Detective K: Secret of the Living Dead is a 2018 South Korean period action comedy film directed by Kim Sok-yun, starring Kim Myung-min, Oh Dal-su, Kim Ji-won and Kim Bum. It is the third installment of the Detective K series and the sequel to Detective K: Secret of the Lost Island (2015).

==Plot==
Set in the 18th century Joseon, at the period of time where complicated political situation exists under King Jeongjo, Kim Min (famously known as Detective K) and Seo-pil team up with a beautiful vampire who has amnesia, and they discover vampire bite marks on bodies. As they investigate further, they begin to realize that the vampire is somehow closely connected to the deaths.
When the truth was revealed, it is known that the beautiful vampire was once a human, specifically is the Crown Princess of the past Crown Prince. The Crown Prince was murdered during a revolt set by a group of traitor which involved Kim Min's father. In order to cover up their treason, the put the blame on the Crown Prince's loyal henchman, Jeong In-yul (Lee Min-ki) and his father. He swore to take revenge on the traitors by killing their precious persons.

==Cast==
- Kim Myung-min as Detective K / Kim Min
- Oh Dal-su as Seo-pil
- Kim Ji-won as Wol-young
- Kim Bum as Cheon-moo
- Park Geun-hyung as Kim Shin
  - Yoon Sang-hoon as young Kim Shin
- Woo Hyun as Mr.
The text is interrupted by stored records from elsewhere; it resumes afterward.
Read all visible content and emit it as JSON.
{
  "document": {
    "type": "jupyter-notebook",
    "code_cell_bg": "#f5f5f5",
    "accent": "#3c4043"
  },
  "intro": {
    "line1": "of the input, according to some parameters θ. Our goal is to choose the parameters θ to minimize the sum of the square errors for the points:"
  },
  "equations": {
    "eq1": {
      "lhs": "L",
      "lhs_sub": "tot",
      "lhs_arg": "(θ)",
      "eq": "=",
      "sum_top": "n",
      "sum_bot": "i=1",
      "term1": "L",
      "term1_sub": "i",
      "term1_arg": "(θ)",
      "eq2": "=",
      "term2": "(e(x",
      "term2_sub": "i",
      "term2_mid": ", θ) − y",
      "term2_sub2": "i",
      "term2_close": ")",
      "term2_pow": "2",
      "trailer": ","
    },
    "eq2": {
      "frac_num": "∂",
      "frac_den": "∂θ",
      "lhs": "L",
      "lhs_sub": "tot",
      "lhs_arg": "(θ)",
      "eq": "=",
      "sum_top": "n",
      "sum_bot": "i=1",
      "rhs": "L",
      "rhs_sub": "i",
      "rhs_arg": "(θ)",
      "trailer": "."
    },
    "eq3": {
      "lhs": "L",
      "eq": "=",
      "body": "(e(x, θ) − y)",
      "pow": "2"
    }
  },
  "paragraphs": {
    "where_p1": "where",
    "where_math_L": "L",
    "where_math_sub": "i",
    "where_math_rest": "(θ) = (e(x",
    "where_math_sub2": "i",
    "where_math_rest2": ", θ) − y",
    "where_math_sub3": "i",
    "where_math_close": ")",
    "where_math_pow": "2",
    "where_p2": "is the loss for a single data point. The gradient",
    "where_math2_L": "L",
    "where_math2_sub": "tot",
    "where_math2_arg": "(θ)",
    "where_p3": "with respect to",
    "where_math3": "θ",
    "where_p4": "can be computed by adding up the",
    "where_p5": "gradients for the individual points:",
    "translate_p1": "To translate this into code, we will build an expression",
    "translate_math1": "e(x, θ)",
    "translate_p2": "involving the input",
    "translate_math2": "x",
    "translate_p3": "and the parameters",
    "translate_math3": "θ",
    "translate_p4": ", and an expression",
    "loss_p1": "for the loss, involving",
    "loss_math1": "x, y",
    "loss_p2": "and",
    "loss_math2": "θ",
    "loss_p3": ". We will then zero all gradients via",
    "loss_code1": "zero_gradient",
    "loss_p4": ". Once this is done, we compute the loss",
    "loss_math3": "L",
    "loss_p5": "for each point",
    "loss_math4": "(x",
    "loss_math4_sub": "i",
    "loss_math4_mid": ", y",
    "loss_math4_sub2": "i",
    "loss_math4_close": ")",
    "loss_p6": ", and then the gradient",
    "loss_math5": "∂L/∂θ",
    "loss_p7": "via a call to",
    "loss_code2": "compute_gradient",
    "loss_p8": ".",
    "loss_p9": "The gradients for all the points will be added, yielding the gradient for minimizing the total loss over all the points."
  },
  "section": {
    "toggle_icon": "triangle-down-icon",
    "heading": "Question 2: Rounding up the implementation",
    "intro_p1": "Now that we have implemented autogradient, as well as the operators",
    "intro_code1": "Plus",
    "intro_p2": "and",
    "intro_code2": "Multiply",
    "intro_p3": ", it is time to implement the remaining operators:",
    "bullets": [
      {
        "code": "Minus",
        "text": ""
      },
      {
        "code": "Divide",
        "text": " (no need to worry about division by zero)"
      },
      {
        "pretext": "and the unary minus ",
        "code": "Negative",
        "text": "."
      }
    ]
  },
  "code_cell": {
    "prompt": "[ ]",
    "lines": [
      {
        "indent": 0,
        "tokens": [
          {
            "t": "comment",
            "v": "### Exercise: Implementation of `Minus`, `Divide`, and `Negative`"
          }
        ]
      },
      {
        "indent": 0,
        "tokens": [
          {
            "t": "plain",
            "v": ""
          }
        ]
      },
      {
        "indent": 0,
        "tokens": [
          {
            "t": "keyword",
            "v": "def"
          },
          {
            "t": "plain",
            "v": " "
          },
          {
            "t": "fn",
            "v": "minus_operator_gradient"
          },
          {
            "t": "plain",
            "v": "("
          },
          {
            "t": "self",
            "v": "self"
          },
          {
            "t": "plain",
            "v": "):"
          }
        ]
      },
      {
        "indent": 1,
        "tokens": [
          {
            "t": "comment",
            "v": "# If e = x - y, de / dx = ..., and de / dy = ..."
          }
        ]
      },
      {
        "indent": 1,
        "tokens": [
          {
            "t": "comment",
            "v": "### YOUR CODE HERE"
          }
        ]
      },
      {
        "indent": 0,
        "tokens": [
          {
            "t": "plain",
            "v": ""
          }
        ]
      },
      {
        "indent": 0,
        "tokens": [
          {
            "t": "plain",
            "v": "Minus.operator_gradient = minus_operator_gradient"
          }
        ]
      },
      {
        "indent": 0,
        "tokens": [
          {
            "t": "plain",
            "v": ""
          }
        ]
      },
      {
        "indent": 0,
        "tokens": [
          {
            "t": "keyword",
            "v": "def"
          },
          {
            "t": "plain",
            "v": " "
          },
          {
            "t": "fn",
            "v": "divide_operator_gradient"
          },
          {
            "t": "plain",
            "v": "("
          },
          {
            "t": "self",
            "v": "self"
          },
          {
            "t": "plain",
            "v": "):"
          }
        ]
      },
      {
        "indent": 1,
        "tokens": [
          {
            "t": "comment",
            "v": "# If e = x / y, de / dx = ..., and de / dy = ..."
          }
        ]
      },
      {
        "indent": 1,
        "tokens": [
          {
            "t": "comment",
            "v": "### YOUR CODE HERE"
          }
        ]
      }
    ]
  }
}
Bang
- Kim Jung-hwa as Choi Jae-hee
- Chang Ryul as Choi Jae-kyung

===Special appearance===
- Lee Min-ki as Jeong In-yul
- Ahn Nae-sang as Bang Hyo-In
- Nam Seong-jin as the current King of Joseon
- Hyun Woo as Crown Prince

==Critical response==
Yoon Min-sik of The Korea Herald reviewed the film as "formulaic, funny, but not super-fun"; calling the action and CG is weak and the writing to be "clumsy". However, Kim and Oh's chemistry was praised.